Appliquée aux essais cliniques, la question de l’explicabilité de l’IA interroge également, comme le rappelle Caroline Beaufour : « On a aujourd’hui beaucoup de mal à détecter la part d’IA et de non-IA dans l’évolution d’un traitement médical. » Son espoir repose en revanche sur la capacité de la technologie à détecter les patients les plus susceptibles de réagir favorablement à un traitement. Mais pour ce faire, comme pour bien des applications de l’IA tous domaines confondus, l’outil a besoin d’un « carburant » : la donnée. Et en santé, elle se fait rare et est disputée. 

Responsable du Ségur numérique au ministère du Travail, de la Santé, des Solidarités et des Familles, Olivier Clatz dissipe ces inquiétudes. Le programme qu’il dirige vise à généraliser et fluidifier l’utilisation des données de santé, et la France semble promise à des perspectives plus favorables que ses voisins européens. « Depuis la fin 2023, ce sont plus de 250 millions de documents de santé qui ont été échangés via Mon espace santé (carnet numérique de santé, ndlr). Le pays possède l’un des parcours de soins numériques les plus avancés au monde. » Un volume de données amené à être enrichi par celles de l’imagerie numérique, et bientôt des analyses génétiques. 

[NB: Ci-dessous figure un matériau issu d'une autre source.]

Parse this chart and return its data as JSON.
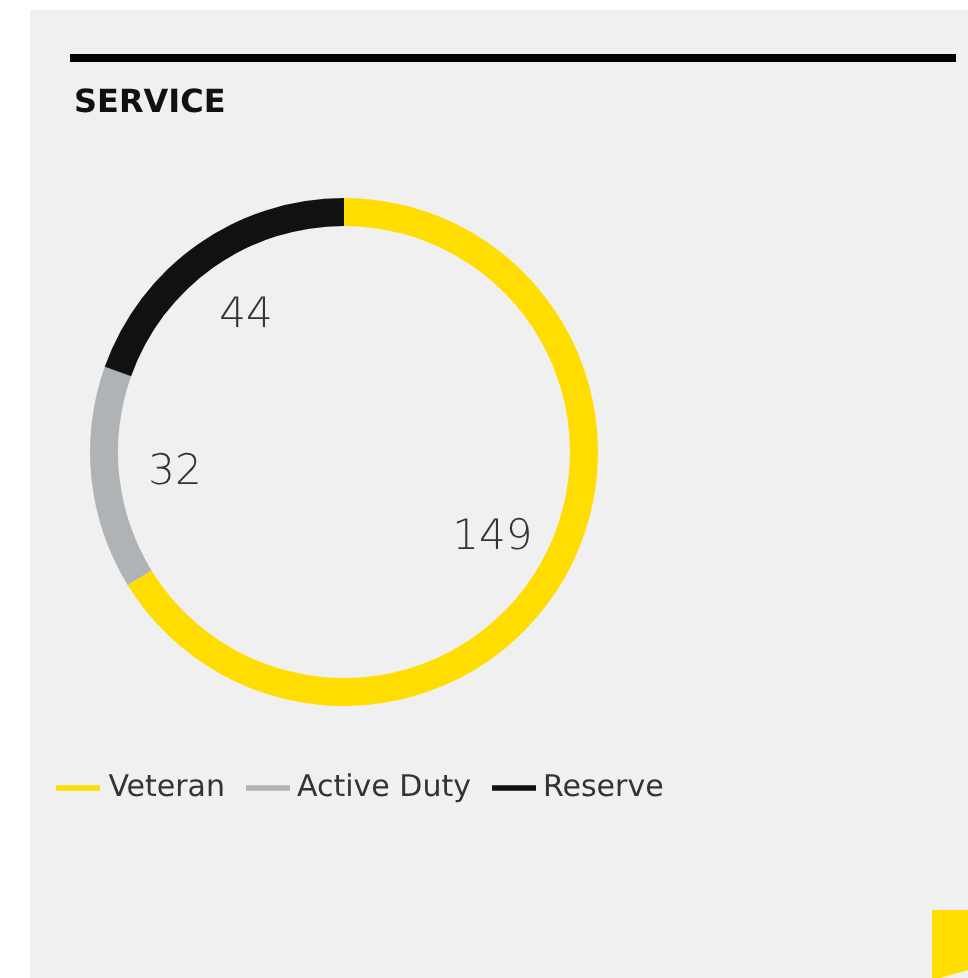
{
  "chart_data": {
    "type": "donut",
    "title": "SERVICE",
    "categories": [
      "Veteran",
      "Active Duty",
      "Reserve"
    ],
    "values": [
      149,
      32,
      44
    ],
    "colors": [
      "#ffdd00",
      "#b0b3b6",
      "#111111"
    ],
    "data_labels": true,
    "legend": "bottom"
  }
}
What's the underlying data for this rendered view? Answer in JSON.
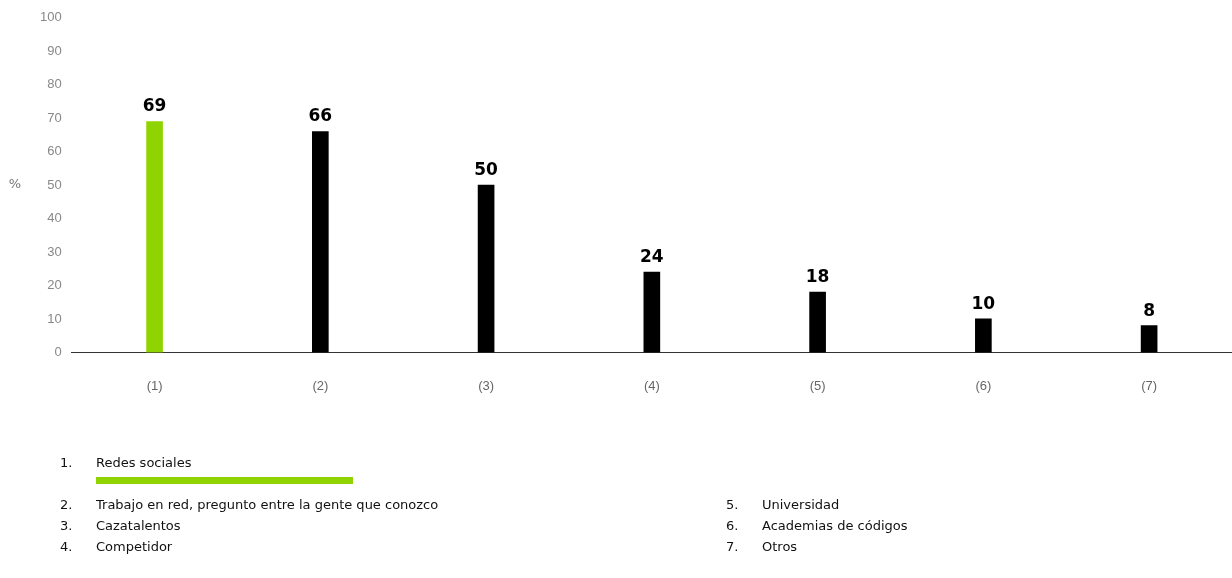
{
  "chart_data": {
    "type": "bar",
    "categories": [
      "(1)",
      "(2)",
      "(3)",
      "(4)",
      "(5)",
      "(6)",
      "(7)"
    ],
    "values": [
      69,
      66,
      50,
      24,
      18,
      10,
      8
    ],
    "colors": [
      "#8fd400",
      "#000000",
      "#000000",
      "#000000",
      "#000000",
      "#000000",
      "#000000"
    ],
    "ylabel": "%",
    "ylim": [
      0,
      100
    ],
    "yticks": [
      0,
      10,
      20,
      30,
      40,
      50,
      60,
      70,
      80,
      90,
      100
    ],
    "grid": false,
    "legend": false,
    "data_labels": true,
    "annotations": [
      "1. Redes sociales",
      "2. Trabajo en red, pregunto entre la gente que conozco",
      "3. Cazatalentos",
      "4. Competidor",
      "5. Universidad",
      "6. Academias de códigos",
      "7. Otros"
    ]
  }
}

À travers ces témoignages, une conviction commune émerge : l’IA ne révolutionnera la recherche clinique que si elle s’inscrit dans un cadre robuste, transparent et éthique. Ni miracle technologique ni simple outil, elle appelle à une refonte profonde de nos pratiques, de nos régulations et de nos coopérations. Plus qu’un enjeu d’innovation, il s’agit d’un projet collectif, au service d’une médecine plus précise, plus humaine… et durablement augmentée.